Tuesday, November 29, 2016

Philadelphia’s Tioga terminal evolves with market

A train is unloaded at the Tioga Marine Terminal, which can handle containers as well as breakbulk and bulk shipments.
A $12 million infusion of state money will help Philadelphia’s Tioga Marine Terminal continue nearly a half-century of adaptation to changes in shipping markets.
“We’ve gone through many market cycles,” said Robert Palaima, president of Delaware River Stevedores, which operates the northeast Philadelphia terminal. “We’re pleased that we’re able to continually reinvent ourselves and provide value.”

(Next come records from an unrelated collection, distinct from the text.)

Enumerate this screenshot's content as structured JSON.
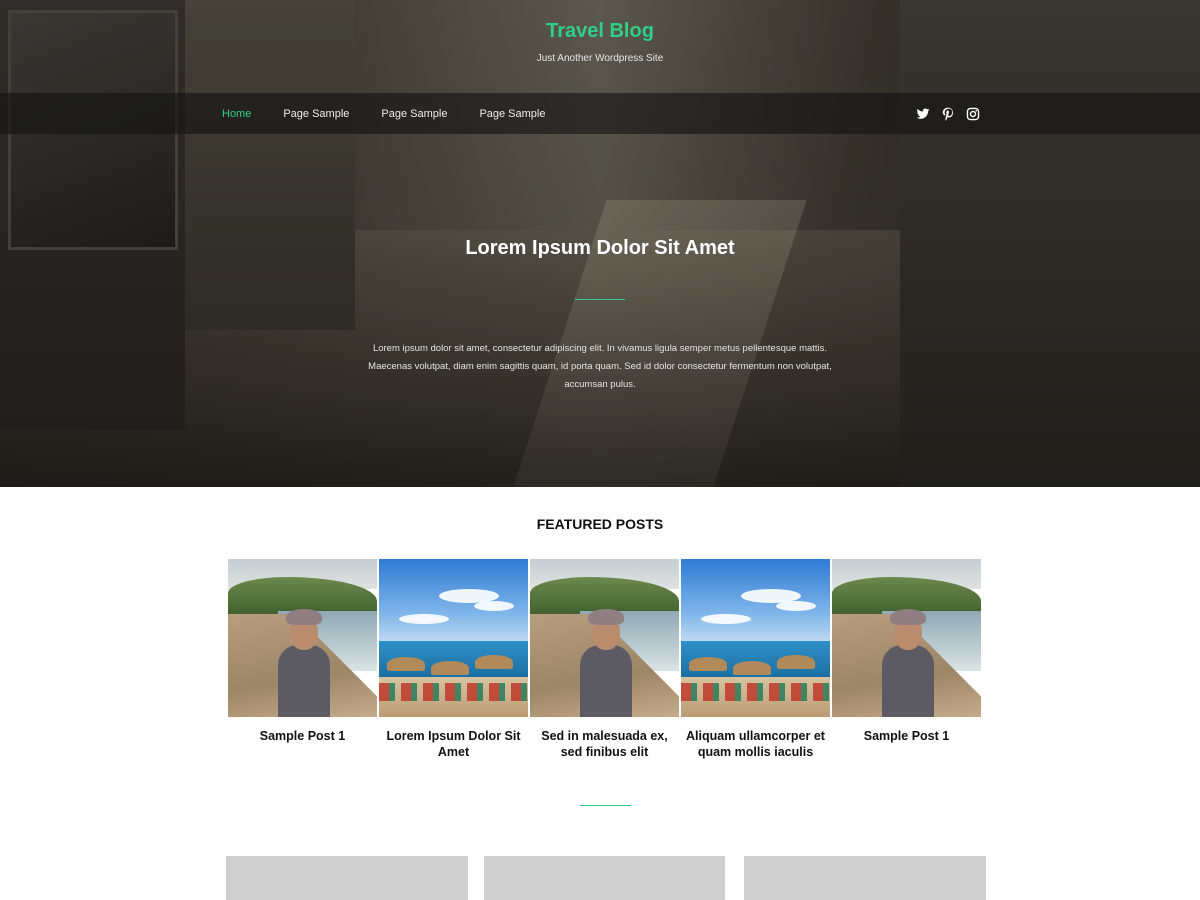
{
  "site": {
    "title": "Travel Blog",
    "tagline": "Just Another Wordpress Site"
  },
  "nav": {
    "items": [
      {
        "label": "Home",
        "active": true
      },
      {
        "label": "Page Sample",
        "active": false
      },
      {
        "label": "Page Sample",
        "active": false
      },
      {
        "label": "Page Sample",
        "active": false
      }
    ],
    "social": [
      "twitter-icon",
      "pinterest-icon",
      "instagram-icon"
    ]
  },
  "hero": {
    "heading": "Lorem Ipsum Dolor Sit Amet",
    "text": "Lorem ipsum dolor sit amet, consectetur adipiscing elit. In vivamus ligula semper metus pellentesque mattis. Maecenas volutpat, diam enim sagittis quam, id porta quam. Sed id dolor consectetur fermentum non volutpat, accumsan pulus."
  },
  "featured": {
    "title": "FEATURED POSTS",
    "posts": [
      {
        "title": "Sample Post 1",
        "image": "beach-woman-photo"
      },
      {
        "title": "Lorem Ipsum Dolor Sit Amet",
        "image": "beach-resort-photo"
      },
      {
        "title": "Sed in malesuada ex, sed finibus elit",
        "image": "beach-woman-photo"
      },
      {
        "title": "Aliquam ullamcorper et quam mollis iaculis",
        "image": "beach-resort-photo"
      },
      {
        "title": "Sample Post 1",
        "image": "beach-woman-photo"
      }
    ]
  },
  "colors": {
    "accent": "#2fcf86",
    "nav_bg": "#141414",
    "card_placeholder": "#cfcfcf"
  }
}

Last week, Pennsylvania Gov. Tom Wolf announced funding for Tioga as part of a $300 million port investment that will go primarily for upgrades to the port’s Packer Avenue terminal, the port’s main container-handling facility.
Improvements at Tioga will include renovating the terminal’s main on-dock warehouse to handle more wood pulp imports, converting a second warehouse into a food-grade warehouse, improving rail tracks to increase capacity, and adding a second mobile harbor crane.

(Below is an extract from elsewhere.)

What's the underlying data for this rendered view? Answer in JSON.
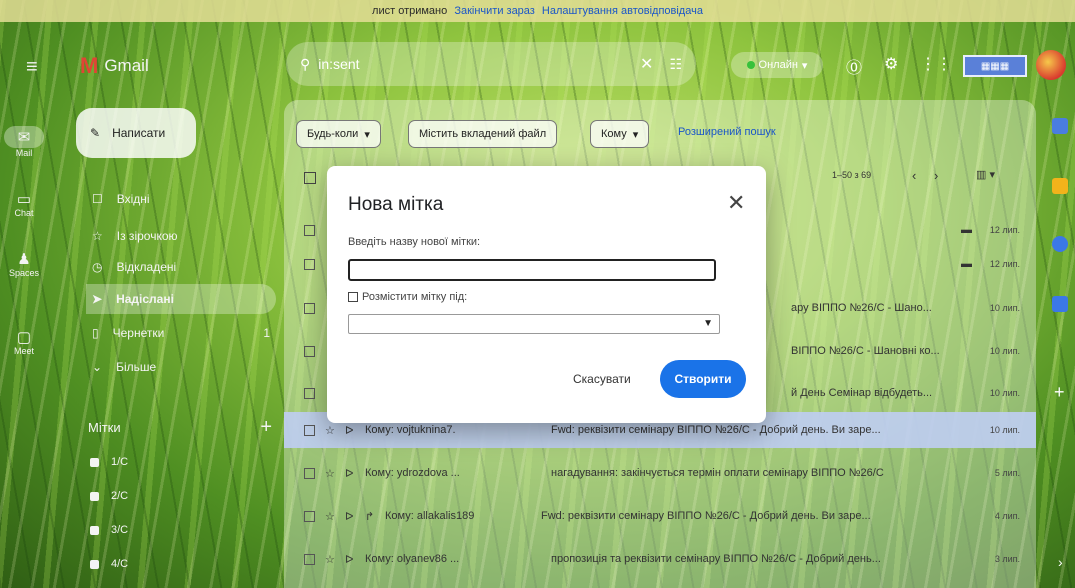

Palaima said the projects will help Tioga build on its diverse cargo niches including wood pulp, steel, plywood, metals, and project and heavy-lift shipments. “We’ve gone through the different market cycles, and we want to be ready for the peaks as well as the valleys,” he said.

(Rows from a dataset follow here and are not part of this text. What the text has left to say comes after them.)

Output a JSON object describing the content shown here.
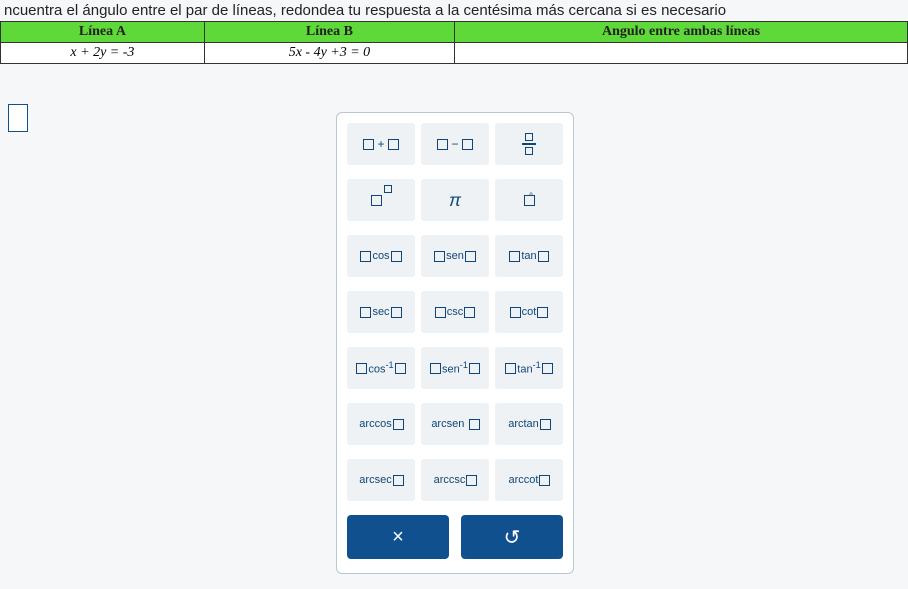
{
  "question_text": "ncuentra el ángulo entre el par de líneas, redondea tu respuesta a la centésima más cercana si es necesario",
  "table": {
    "headers": [
      "Línea A",
      "Línea B",
      "Angulo entre ambas líneas"
    ],
    "row": [
      "x + 2y = -3",
      "5x - 4y +3 = 0",
      ""
    ]
  },
  "keypad": {
    "pi": "π",
    "cos": "cos",
    "sen": "sen",
    "tan": "tan",
    "sec": "sec",
    "csc": "csc",
    "cot": "cot",
    "cos_inv": "cos",
    "sen_inv": "sen",
    "tan_inv": "tan",
    "arccos": "arccos",
    "arcsen": "arcsen",
    "arctan": "arctan",
    "arcsec": "arcsec",
    "arccsc": "arccsc",
    "arccot": "arccot"
  },
  "buttons": {
    "close": "×",
    "reset": "↺"
  }
}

The terminal encompasses 116 acres with five berths. For years, its main business was Chilean fruit imports. More recently, Tioga has focused on breakbulk imports of Brazilian wood pulp. “It’s a good business for us, strategically and operationally, with good prospects,” Palaima said.
Tioga’s strength is its versatility, Palaima said. In its early years, the terminal handled container services such as CSAV and Crowley American Transport. With two ship-to-shore gantry cranes, Tioga still can serve container ships, but in recent years the focus has been on breakbulk, bulk, and project cargoes. Rickmers Linie ships call the terminal regularly on the multipurpose carrier’s round-the-world service.
Delaware River Stevedores leases Tioga from the Philadelphia Regional Port Authority. DRS is owned by Ports America and SSA Marine. The company also operates at terminals across the Delaware River at Camden, New Jersey, and at the nearby Port of Wilmington, Delaware.
Steel is an important commodity at all three of the Philadelphia-area terminals where DRS operates. That business has softened with the overall steel market, but it hasn’t disappeared. This month, for example, the Camden terminal handled a 40,000-ton load of steel coils — “a nice holiday present,” Palaima said.